The false hope of minimalist living
The secret of life unfolds when one acts not to become happy, but out of happiness
- Swami Viditatmananda
There is a rage sweeping the blogosphere and it’s all about minimalism. I stumbled onto an extreme variant of minimalist living after reading the 100 thing challenge in Times Magazine and first started thinking hard about minimalism after a conversation with my friend Darrick 5 years ago. If you do quick Bing you’ll see dozens of popular blogs out there talking about this topic.
Several years ago I was definitely in a phase of thinking I needed more stuff. This was in part because I had recently graduated from college and literally had nothing but a few suitcases, and old futon mattress and a couple of bicycles. After a few promotions at work and a positive balance in my bank account, I moved out of the small room I renting in a house and into a bigger place in downtown Seattle as gift to myself, complete with nice views of the Space Needle and Elliot Bay, and filled it with furniture and a bunch of other random nonsense and nice electronic gadgetry.
Darrick came into town and stopped by for a visit, the first time we had met in a long time. He walked into my apartment and set his large backpack down on the floor.

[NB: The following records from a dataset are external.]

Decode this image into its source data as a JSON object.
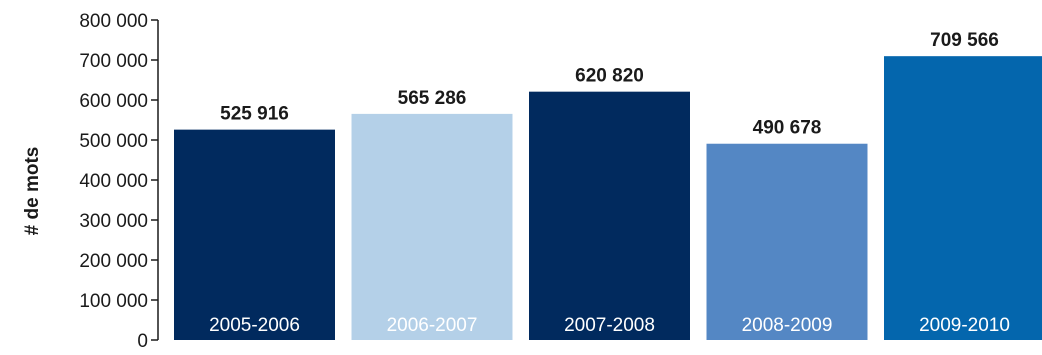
{
  "chart_data": {
    "type": "bar",
    "ylabel": "# de mots",
    "categories": [
      "2005-2006",
      "2006-2007",
      "2007-2008",
      "2008-2009",
      "2009-2010"
    ],
    "values": [
      525916,
      565286,
      620820,
      490678,
      709566
    ],
    "value_labels": [
      "525 916",
      "565 286",
      "620 820",
      "490 678",
      "709 566"
    ],
    "bar_colors": [
      "#012a5e",
      "#b4d0e8",
      "#012a5e",
      "#5487c4",
      "#0466ad"
    ],
    "category_label_colors": [
      "#ffffff",
      "#ffffff",
      "#ffffff",
      "#ffffff",
      "#ffffff"
    ],
    "ylim": [
      0,
      800000
    ],
    "yticks": [
      0,
      100000,
      200000,
      300000,
      400000,
      500000,
      600000,
      700000,
      800000
    ],
    "ytick_labels": [
      "0",
      "100 000",
      "200 000",
      "300 000",
      "400 000",
      "500 000",
      "600 000",
      "700 000",
      "800 000"
    ],
    "grid": false,
    "legend": "none"
  }
}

He joked that my place was super nice, very “cushy” and full of stuff…a lot of stuff for a yogi...I joked that for an overnight stay he brought a more stuff than a Hollywood actress….especially for a guy that was supposedly “living the simple life” as I knew he was downsizing his lifestyle. He mentioned that this was literally all he owned! Everything else had been sold: his cars, homes, business he founded, everything. Over the course of a few years he totally simplified his lifestyle. It blew me away.
If he wanted to get a book, he would give one away since he only had room for 1. Same rule held true for clothing and other stuff, if he wanted to get something new, he had to let go of something old. I thought I had a pretty simple life, but looking around at my over-sized apartment I realized that he took things to a whole new level of simplicity. Darrick went on to travel around the world, and is still living in this way. I think he is on an island in the Pacific eating durian fruit at this very moment .
Since then there have been a whole host of bloggers coming up that talk about the benefits of minimalist living. There have been stories in the mainstream media about it. Many minimalists even have lists of all their possessions, with all kinds of rules around how they count the number of items they own (e.g. do you count socks as 2 items or just the pair? do you count every utensil or just count them all as 1? do you count every razor you own or just treat the batch as 1? etc.). It almost seems like living with few things is the goal, but I find that to be a shallow goal, one that can make it harder to be at peace and really happy over the long term.
I think that minimalist living carries with it a false hope. The hope is that getting rid of things and not wanting to consume will somehow make you happy.
This is the problem. You can never get rid of everything. You can get rid of all your possessions and even then you are left with your own thoughts! You can get rid of thinking and then you are left with your emotions. You can try to control your emotions and then you are left in the grip of needing to control everything. You can get rid of controlling tendencies and then you are left with a gaping void…the gaping void of not feeling complete because you think there is actually something that you can still rid yourself of that will make you even more happy, but you can’t find anything left to jettison. You continue to search endlessly. Minimalism becomes a crutch.
The false hope of minimalist living is the expectation that it will make you happy. Nothing can make you happy. You can only just choose to be happy.
Happiness is really just your true nature. You can be happy and content as a billionaire with lots of toys just as you can as a monk living in a cave in Bhutan.
What amazes me about my friend Darrick is that he got rid of things not to be happy…but out of happiness. He wanted to see the world and experience new places and people, and realized that the things in his life were just not needed for him to do that. They got in the way, so he got rid of those things. That’s a smart way of going about things. Minimalism should therefore not be a goal, it at best is a potential outcome one has in the process of realizing some deeper purpose. It is a side-affect that may come along as you move along your path.
Instead of trying to get rid of things to be happy and content…be content with whatever you are doing…and then if you have an intention to buy less and live more simply…fantastic…go for it by all means, but let go of the expectation that it will lead to nirvana, you are already there if you are willing to see it.